Una manifestazione nazionale di rom e sinti a Bologna, nel 2015
(LaPresse – Stefano De Grandis)

Ma oltre alle obiezioni di principio esistono dubbi sull’efficacia di un censimento effettuato su base etnica. Molti sostengono che un censimento etnico, in particolare per quanto riguarda le comunità Rom e Sinti, difficilmente possa produrre dati e informazioni utili e precise. Esso si scontrerebbe con la scarsa propensione all’autoascrizione “ufficiale” a tali comunità da parte dei suoi membri, vista la generale opinione negativa che connota, nella popolazione maggioritaria, gli appartenenti a tali popolazioni; e con la difficoltà materiale di “contattare” tutti gli appartenenti a tali gruppi, quando una buona parte vive in insediamenti precari o abusivi.

Gran Bretagna e Romania. Già dai primi anni ’90 la Gran Bretagna ha introdotto alcuni cambiamenti ai propri sistemi per il censimento e la raccolta dati. Il Governo aveva rilevato che “sono necessarie statistiche altamente dettagliate per implementare azioni politiche positive”. La raccolta di informazioni sull’etnia o la religione è basata su leggi che regolano la produzione di dati sensibili, in particolare la Law on statistcs, il Data protection act e il Race relation (amendment) act del 2000: quest’ultimo consente di derogare al divieto di acquisire dati etnici.

Tutto il processo è poi supervisionato da autorità per la protezione dei dati, dall’istituto di statistica e dalle agenzie per la protezione dei minori. Informazioni etniche vengono raccolte anche sui luoghi di lavoro, nelle scuole e in altre istituzioni, sempre allo scopo di migliorare la conoscenza dei gruppi di minoranza e facilitare processi di inclusione e di superamento delle discriminazioni. Nel settore educativo, ad esempio, il dipartimento per i bambini, la scuola e la famiglia (Dcsf), raccoglie dati sull’etnia degli alunni nelle scuole pubbliche, attraverso il Pupil level annual school census (Plasc).

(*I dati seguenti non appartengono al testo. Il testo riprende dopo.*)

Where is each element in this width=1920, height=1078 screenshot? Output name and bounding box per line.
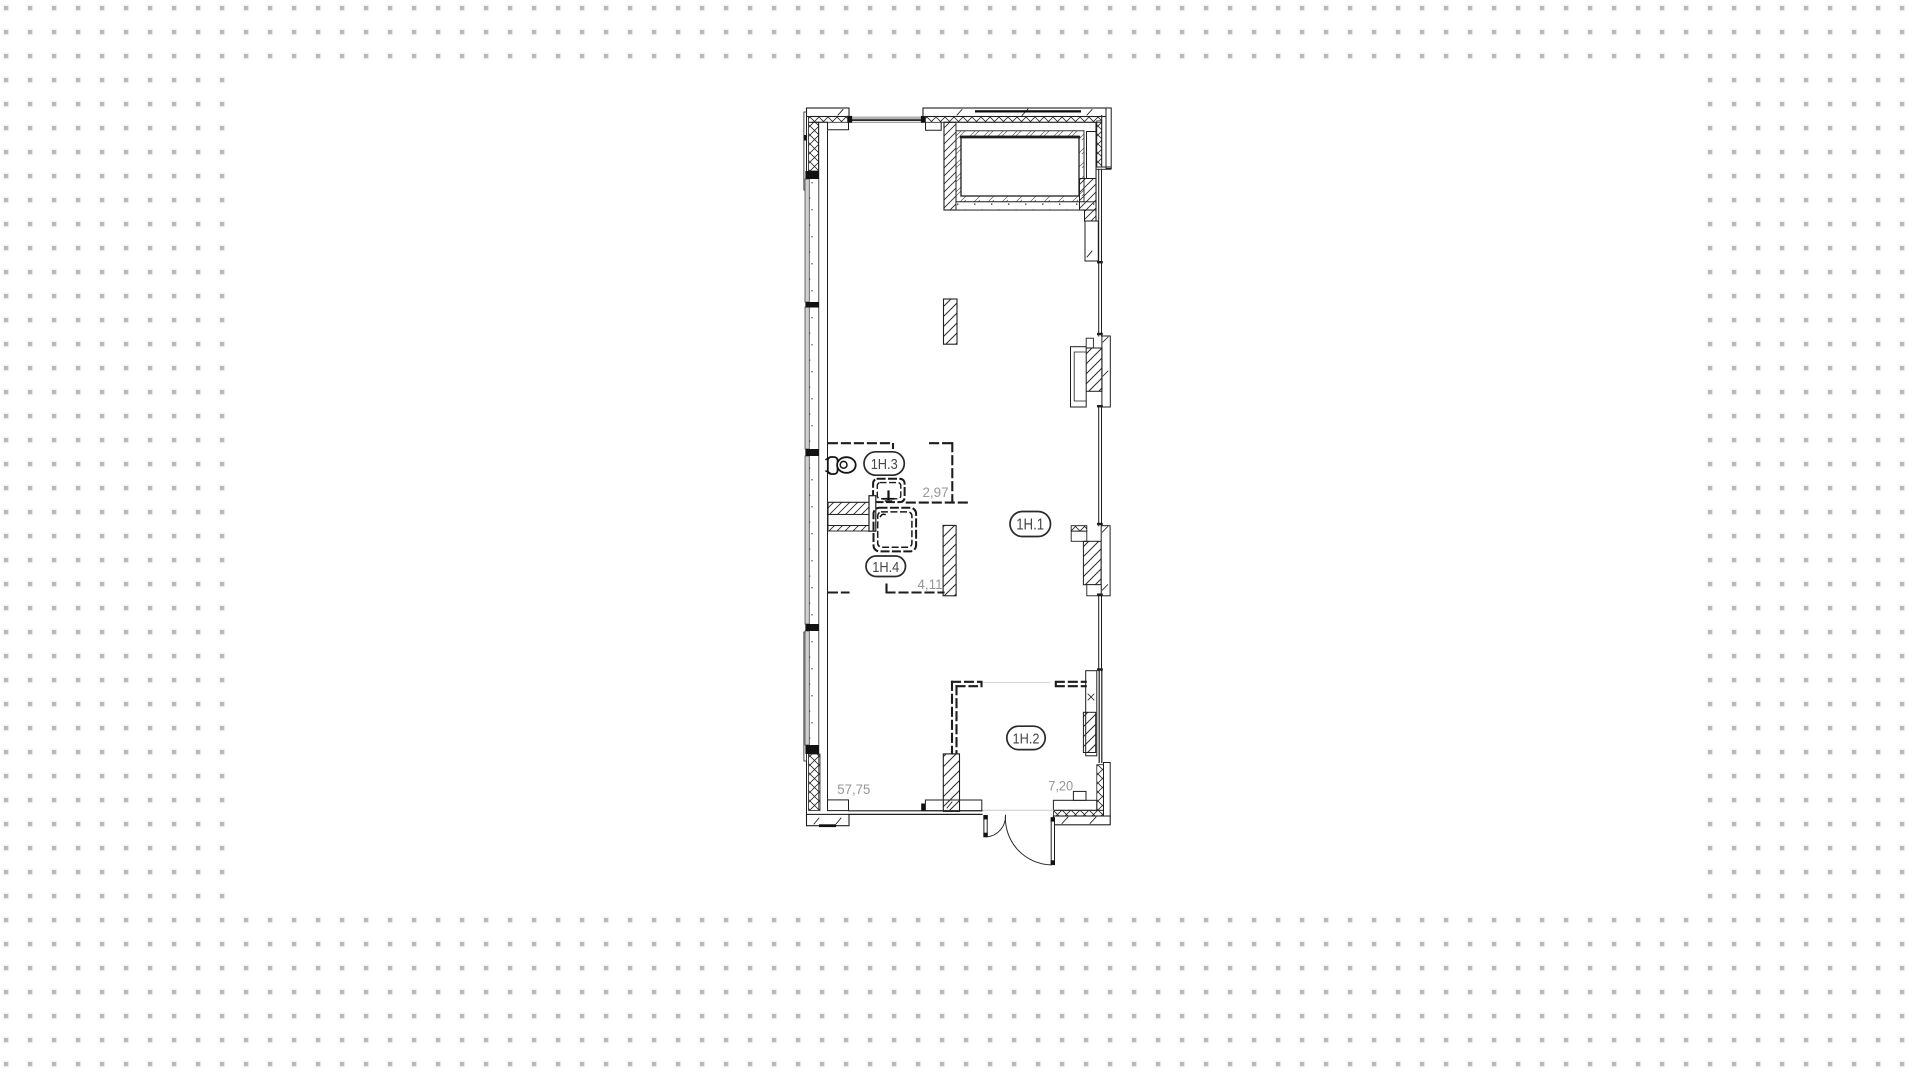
svg-text:1H.3: 1H.3 (871, 456, 898, 473)
svg-text:1H.4: 1H.4 (872, 559, 899, 576)
svg-text:4,11: 4,11 (918, 576, 943, 592)
svg-text:1H.2: 1H.2 (1013, 731, 1040, 748)
svg-text:2,97: 2,97 (923, 484, 949, 500)
svg-text:1H.1: 1H.1 (1016, 517, 1044, 534)
svg-text:7,20: 7,20 (1048, 778, 1073, 794)
svg-text:57,75: 57,75 (837, 781, 870, 797)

Il censimento degli alunni utilizza una classificazione su base etnica: bianchi, asiatici, neri, meticci, e altre categoria, con tre o cinque sottocategorie per ogni risposta principale. Le autorità educative locali possono anche scegliere se adottare un lista più ampia di opzioni etniche, con informazioni che riguardano il paese o la regione di nascita o di provenienza, per calibrare in modo ancora più preciso la pianificazione scolastica. Questo processo consente poi la ricostruzione, a livello nazionale, di dati etnici sugli studenti. Un risultato pratico è che si possono destinare risorse specifiche per quei gruppi che in determinate aree del paese sono a rischio di ritardo scolastico e, nel tempo, di valutarne gli effetti.

Una forma di censimento etnico è stata utilizzata anche dalla Romania, proprio per quanto concerne la raccolta di informazioni sulla popolazione Rom. E il caso della Romania è emblematico di quali siano i limiti, forse invalicabili, di questo strumento. Il dato illuminante riguarda la popolazione: secondo le stime ufficiali, in Romania vi sarebbero 535.000 Rom. Le stime raccolte da diversi enti e associazioni e comunemente assunte come più realistiche, come si vedrà nella parte di questo rapporto dedicata alla Romania, parlano di una cifra che oscilla tra 1,5 e 2 milioni di persone, addirittura 3 milioni se si tengono in considerazione i matrimoni misti.

Ecco allora che calibrare le scelte politiche, il tipo di interventi e il loro eventuale grado di efficacia, su stime che, seppur ufficiali, fotografano in maniera assolutamente fuorviante la realtà diventa, oltre che inutile, controproducente.

Quali dati raccogliere sui Rom? E tuttavia, avere dati certi è una condizione essenziale non solo per conoscere le condizioni di vita di una popolazione ma anche per agire correttamente. Il rapporto «No data – No progress» suggerisce sei indicatori assolutamente necessari sia per valutare le condizioni di vita dei gruppi Rom all’interno di un paese sia per mettere in pratica e monitorare politiche per favorire l’integrazione.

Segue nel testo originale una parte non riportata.